Legal information
Privacy policy
Information about how personal data may be collected and processed through this website and its contact channels.
This Privacy policy explains how Mercedes Pizarro Bernal, owner of La Mecha de Merche, may process and protect personal data collected through the website www.lamechademerche.es and its contact channels.
Use of this website implies acceptance of this Privacy policy, together with the conditions included in the Legal notice.
1. Data controller
- Controller / responsible party: Mercedes Pizarro Bernal
- Commercial name: La Mecha de Merche
- NIF: 80073208L
- Address: Avenida Fernando Calzadilla, 16, 06004 Badajoz, Spain
- Phone: +34 614 946 390
- Email: mepibe@gmail.com
- Website: www.lamechademerche.es
2. Personal data that may be collected
Browsing this website does not normally require users to provide personal data.
Personal data may be collected when users voluntarily contact the shop through the contact channels shown on the website, including forms, email, telephone or WhatsApp links.
The categories of data that may be processed include:
- Name and surname, where provided.
- Email address.
- Telephone number.
- Message content, enquiries, requests or order-related information.
- Any data voluntarily provided through forms, email communications or WhatsApp links.
- Basic technical data needed for website operation and security, where applicable.
Special categories of personal data are not requested.
3. Purposes of processing
Personal data may be processed for the following purposes:
- Respond to enquiries sent by users.
- Manage requests and communications related to the shop's activity.
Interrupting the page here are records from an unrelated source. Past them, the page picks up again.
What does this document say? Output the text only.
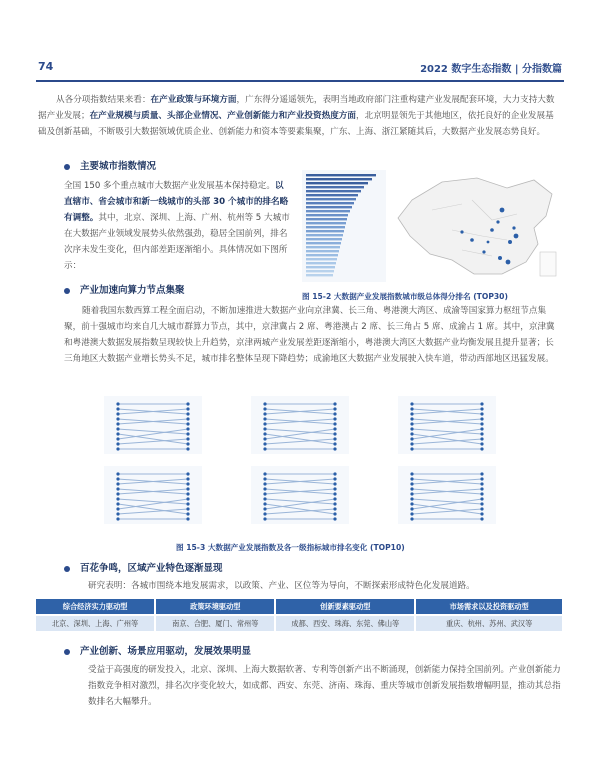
74	2022 数字生态指数 | 分指数篇
从各分项指数结果来看：在产业政策与环境方面，广东得分遥遥领先，表明当地政府部门注重构建产业发展配套环境，大力支持大数据产业发展；在产业规模与质量、头部企业情况、产业创新能力和产业投资热度方面，北京明显领先于其他地区，依托良好的企业发展基础及创新基础，不断吸引大数据领域优质企业、创新能力和资本等要素集聚，广东、上海、浙江紧随其后，大数据产业发展态势良好。
主要城市指数情况
全国 150 多个重点城市大数据产业发展基本保持稳定。以直辖市、省会城市和新一线城市的头部 30 个城市的排名略有调整。其中，北京、深圳、上海、广州、杭州等 5 大城市在大数据产业领域发展势头依然强劲，稳居全国前列，排名次序未发生变化，但内部差距逐渐缩小。具体情况如下图所示：
产业加速向算力节点集聚
图 15-2 大数据产业发展指数城市级总体得分排名 (TOP30)
随着我国东数西算工程全面启动，不断加速推进大数据产业向京津冀、长三角、粤港澳大湾区、成渝等国家算力枢纽节点集聚，前十强城市均来自几大城市群算力节点，其中，京津冀占 2 席、粤港澳占 2 席、长三角占 5 席、成渝占 1 席。其中，京津冀和粤港澳大数据发展指数呈现较快上升趋势，京津两城产业发展差距逐渐缩小，粤港澳大湾区大数据产业均衡发展且提升显著；长三角地区大数据产业增长势头不足，城市排名整体呈现下降趋势；成渝地区大数据产业发展驶入快车道，带动西部地区迅猛发展。
图 15-3 大数据产业发展指数及各一级指标城市排名变化 (TOP10)
百花争鸣，区域产业特色逐渐显现
研究表明：各城市围绕本地发展需求，以政策、产业、区位等为导向，不断探索形成特色化发展道路。
综合经济实力驱动型	政策环境驱动型	创新要素驱动型	市场需求以及投资驱动型
北京、深圳、上海、广州等	南京、合肥、厦门、常州等	成都、西安、珠海、东莞、佛山等	重庆、杭州、苏州、武汉等
产业创新、场景应用驱动，发展效果明显
受益于高强度的研发投入，北京、深圳、上海大数据软著、专利等创新产出不断涌现，创新能力保持全国前列。产业创新能力指数竞争相对激烈，排名次序变化较大，如成都、西安、东莞、济南、珠海、重庆等城市创新发展指数增幅明显，推动其总指数排名大幅攀升。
- Handle orders, pickup requests or related customer communications.
- Provide customer service.
- Maintain the security and proper operation of the website.
- Comply with legal obligations where applicable.
Personal data will not be used for purposes incompatible with those described without informing the user and, where necessary, requesting consent.
4. Legal basis
The legal basis for processing personal data may be, depending on the case:
- The user's consent, when data is voluntarily provided through a form, email, telephone call or WhatsApp communication.
- The application of pre-contractual measures or the management of a customer request, when processing is necessary to respond to an enquiry, order or pickup request.
- The legitimate interest in maintaining website security, preventing misuse and managing ordinary customer communications, where applicable.
- Compliance with legal obligations that may apply to the controller.
5. Data retention
Personal data will be kept only for as long as necessary to fulfil the purpose for which it was collected, respond to the request, manage the relationship with the user or comply with applicable legal obligations.
When the data is no longer necessary, it will be deleted or blocked in accordance with applicable data protection rules.
6. Data sharing
Personal data is not sold to third parties.
As a general rule, personal data will not be disclosed to third parties except where legally required, when necessary to respond to a user request, or when service providers are needed for website operation, hosting, email, contact management or similar support services.
When users choose to communicate through external services such as WhatsApp, email providers or other third-party platforms, those services may process data under their own terms and privacy policies.
7. User rights
Users may exercise the rights of access, rectification, erasure, objection, restriction of processing and portability where applicable. Users may also withdraw consent at any time where processing is based on consent.
To exercise these rights, users may send a request to:
mepibe@gmail.com
The request should clearly identify the right being exercised and may need to include proof of identity when necessary.
Users also have the right to lodge a complaint with the Spanish Data Protection Agency where they consider that the processing of their personal data does not comply with applicable regulations.
8. Security measures
The controller applies reasonable technical and organisational measures to protect personal data against loss, misuse, unauthorised access, disclosure, alteration or destruction.
However, users should be aware that security measures on the Internet are not absolute.
9. Accuracy of data
Users are responsible for ensuring that any personal data they provide is accurate, complete and up to date, and for notifying any relevant changes.
10. Third-party websites and services
This website may include links or access to third-party services such as WhatsApp or other external resources.
The controller is not responsible for personal data processing carried out by those third parties. Users should review the privacy policies of any external services they use.
11. Cookies
This website may use technical cookies or similar technologies necessary for operation. Further information is available in the Cookies policy linked in the footer.
12. Changes to this Privacy policy
The controller reserves the right to update this Privacy policy to reflect legal changes, guidance from supervisory authorities or changes in the operation of the website.
The current version will be the one published on this website at any time.